Yeah, I would want to evacuate uphill if I lived on the North Is near the coast.

You don't understand NZ's topography. There are only a very few places likely to impacted beyond the shoreline on that side of the island, unless it's a tsunami of significant height, which this one never was.

I don't see any overkill in that warning level.

We received a warning in Auckland, and 99.9% of the population couldn't be hit by a tsunami. You could have a Fukushima 100 km off Auckland we'd hardly notice.

The actual warnings caused hundreds of thousands of people to all travel the same way. I don't know how many crashes and consequent injuries there were, but I'd be surprised if it wasn't a significant number.

Add to that lots of people were standing around for hours on a stinking hot day, most without drinks, and you've got a recipe for heat exhaustion, and I'd bet there were plenty of cases of that, too.

We have a system that impacts far too many people.
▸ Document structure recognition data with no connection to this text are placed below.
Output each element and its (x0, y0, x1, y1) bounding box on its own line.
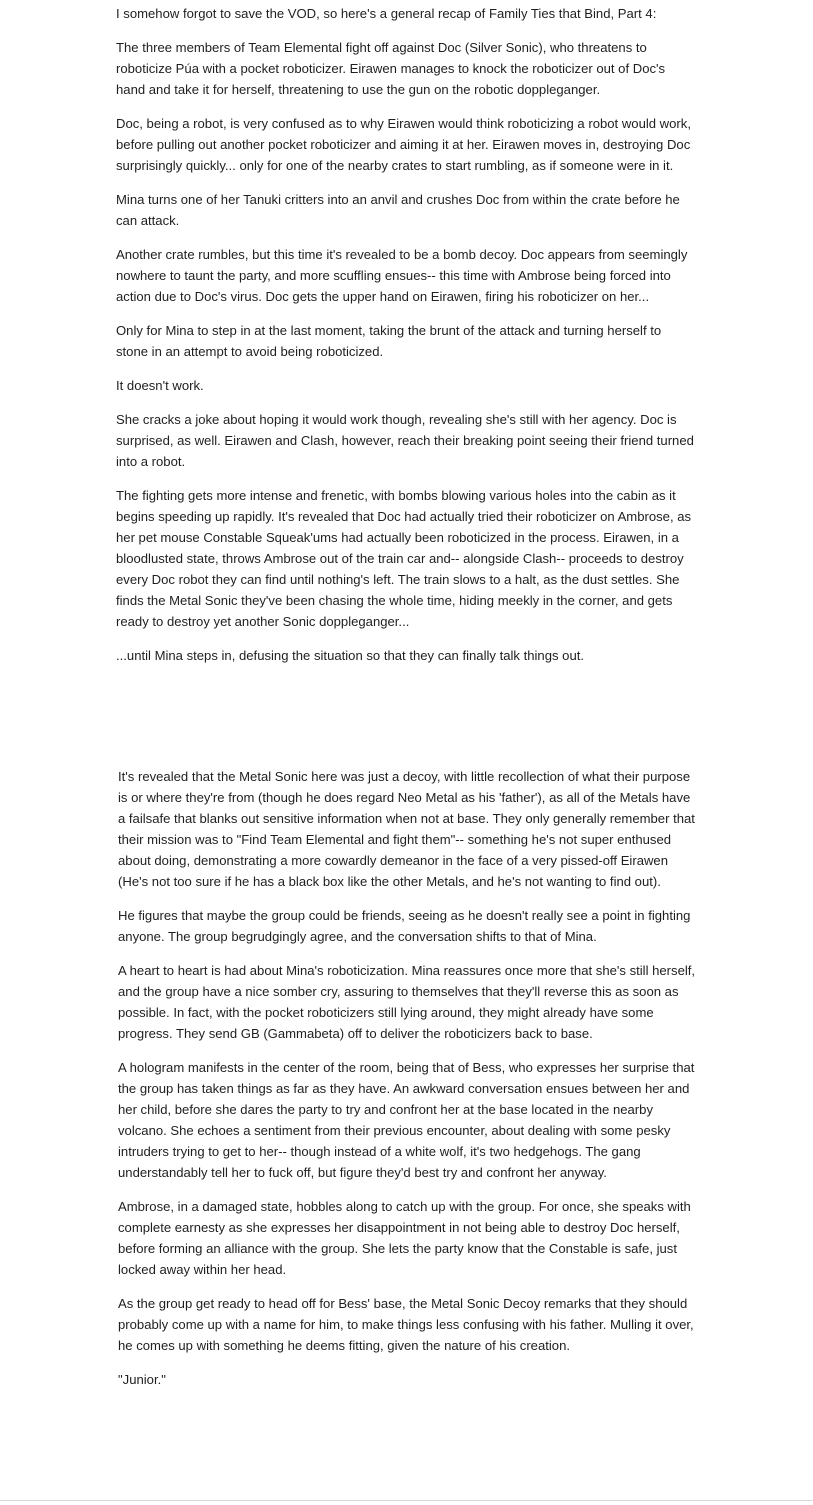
paragraph: The fighting gets more intense and frenetic, with bombs blowing various holes into the cabin as it begins speeding up rapidly. It's revealed that Doc had actually tried their roboticizer on Ambrose, as her pet mouse Constable Squeak'ums had actually been roboticized in the process. Eirawen, in a bloodlusted state, throws Ambrose out of the train car and-- alongside Clash-- proceeds to destroy every Doc robot they can find until nothing's left. The train slows to a halt, as the dust settles. She finds the Metal Sonic they've been chasing the whole time, hiding meekly in the corner, and gets ready to destroy yet another Sonic doppleganger... (116, 488, 692, 629)
paragraph: ...until Mina steps in, defusing the situation so that they can finally talk things out. (116, 648, 585, 663)
paragraph: Mina turns one of her Tanuki critters into an anvil and crushes Doc from within the crate before he can attack. (116, 192, 680, 228)
paragraph: Another crate rumbles, but this time it's revealed to be a bomb decoy. Doc appears from seemingly nowhere to taunt the party, and more scuffling ensues-- this time with Ambrose being forced into action due to Doc's virus. Doc gets the upper hand on Eirawen, firing his roboticizer on her... (116, 247, 688, 304)
paragraph: Only for Mina to step in at the last moment, taking the brunt of the attack and turning herself to stone in an attempt to avoid being roboticized. (116, 323, 662, 359)
paragraph: It's revealed that the Metal Sonic here was just a decoy, with little recollection of what their purpose is or where they're from (though he does regard Neo Metal as his 'father'), as all of the Metals have a failsafe that blanks out sensitive information when not at base. They only generally remember that their mission was to "Find Team Elemental and fight them"-- something he's not super enthused about doing, demonstrating a more cowardly demeanor in the face of a very pissed-off Eirawen (He's not too sure if he has a black box like the other Metals, and he's not wanting to find out). (118, 769, 695, 889)
paragraph: Doc, being a robot, is very confused as to why Eirawen would think roboticizing a robot would work, before pulling out another pocket roboticizer and aiming it at her. Eirawen moves in, destroying Doc surprisingly quickly... only for one of the nearby crates to start rumbling, as if someone were in it. (116, 116, 691, 173)
paragraph: "Junior." (118, 1372, 166, 1387)
paragraph: A hologram manifests in the center of the room, being that of Bess, who expresses her surprise that the group has taken things as far as they have. An awkward conversation ensues between her and her child, before she dares the party to try and confront her at the base located in the nearby volcano. She echoes a sentiment from their previous encounter, about dealing with some pesky intruders trying to get to her-- though instead of a white wolf, it's two hedgehogs. The gang understandably tell her to fuck off, but figure they'd best try and confront her anyway. (118, 1060, 695, 1180)
paragraph: A heart to heart is had about Mina's roboticization. Mina reassures once more that she's still herself, and the group have a nice somber cry, assuring to themselves that they'll reverse this as soon as possible. In fact, with the pocket roboticizers still lying around, they might already have some progress. They send GB (Gammabeta) off to deliver the roboticizers back to base. (118, 963, 696, 1041)
recap-section-part-two (118, 766, 698, 1403)
paragraph: Ambrose, in a damaged state, hobbles along to catch up with the group. For once, she speaks with complete earnesty as she expresses her disappointment in not being able to destroy Doc herself, before forming an alliance with the group. She lets the party know that the Constable is safe, just locked away within her head. (118, 1199, 691, 1277)
paragraph: As the group get ready to head off for Bess' base, the Metal Sonic Decoy remarks that they should probably come up with a name for him, to make things less confusing with his father. Mulling it over, he comes up with something he deems fitting, given the nature of his creation. (118, 1296, 694, 1353)
page-bottom-divider (0, 1500, 813, 1501)
recap-section-part-one (116, 3, 696, 679)
paragraph: It doesn't work. (116, 378, 204, 393)
paragraph: I somehow forgot to save the VOD, so here's a general recap of Family Ties that Bind, Part 4: (116, 6, 657, 21)
paragraph: She cracks a joke about hoping it would work though, revealing she's still with her agency. Doc is surprised, as well. Eirawen and Clash, however, reach their breaking point seeing their friend turned into a robot. (116, 412, 694, 469)
paragraph: He figures that maybe the group could be friends, seeing as he doesn't really see a point in fighting anyone. The group begrudgingly agree, and the conversation shifts to that of Mina. (118, 908, 691, 944)
paragraph: The three members of Team Elemental fight off against Doc (Silver Sonic), who threatens to roboticize Púa with a pocket roboticizer. Eirawen manages to knock the roboticizer out of Doc's hand and take it for herself, threatening to use the gun on the robotic doppleganger. (116, 40, 666, 97)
Central Whangarei was evacuated, and short of a 3-4 metre tsunami, they were never going to be impacted.

It was a big earthquake, but a long way away and even the earliest forecasts were for 0.3 to 1 metre in NZ, and it turned out to be less than that - there are a couple of pictures of very mild surge in a couple of inlets, and there were tens of thousands watching and filming.
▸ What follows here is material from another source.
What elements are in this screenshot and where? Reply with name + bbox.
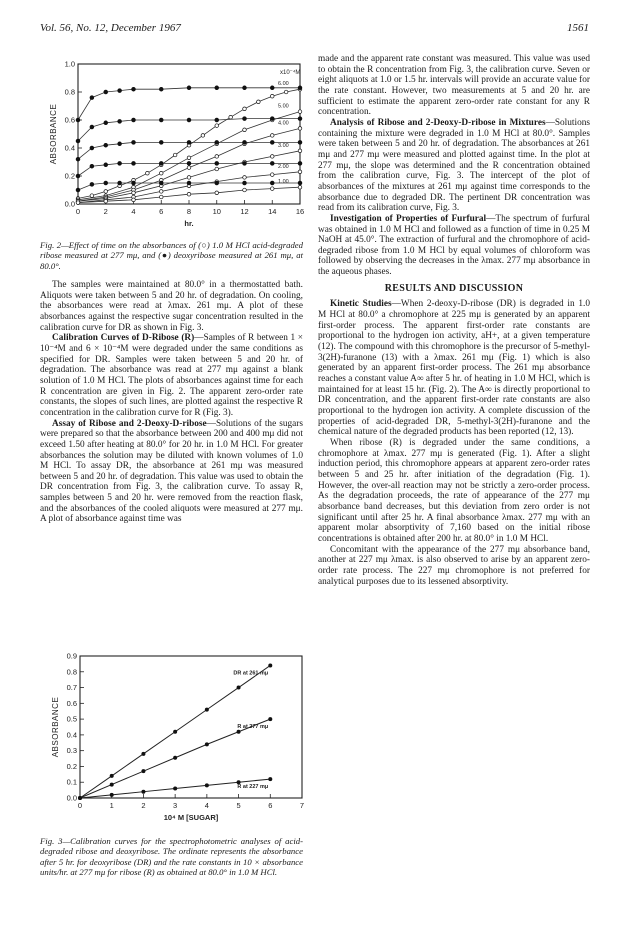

Going by the amount of Ministerial input, it looked a lot like a photo-op for politicians rather than an actual emergency.

Yes, there should have been warnings, but only an infinitesimal portion of those who received warnings needed them. Given the current limit of max 100 people at any gathering to stop Covid spread, cramming thousands of people into small spaces isn't all that smart, either. We'll get away with that, but if we were in the midst of a serious outbreak, the evacuations would have caused multiple super-spreading events.
 
Two tragic fizzers today.

The lockdown which may have been unnecessary and the tsunami evacuation that was.

Still on results actually a good day at the office.
 
Stay safe guys.

When the tide goes out as rapidly as that it can instil a false sense of calm and before you know it, you have another Indonesia or Japan, with waves quickly overtaking fleeing inhabitants and motorists.
 
Stay safe guys.

When the tide goes out as rapidly as that it can instil a false sense of calm and before you know it, you have another Indonesia or Japan, with waves quickly overtaking fleeing inhabitants and motorists.

They were 9s
This was a baby 8 thirty times less.
 
Better overkill than actual kill.

Yes, but false alarms are actually harmful. It's the boy who cried wolf principle, and it killed a lot of people in Japan.

Why?

Because lots of the people who died had heard tsunami warnings in the past that didn't amount to anything actually dangerous. They became lulled into complacency from so many false alarms.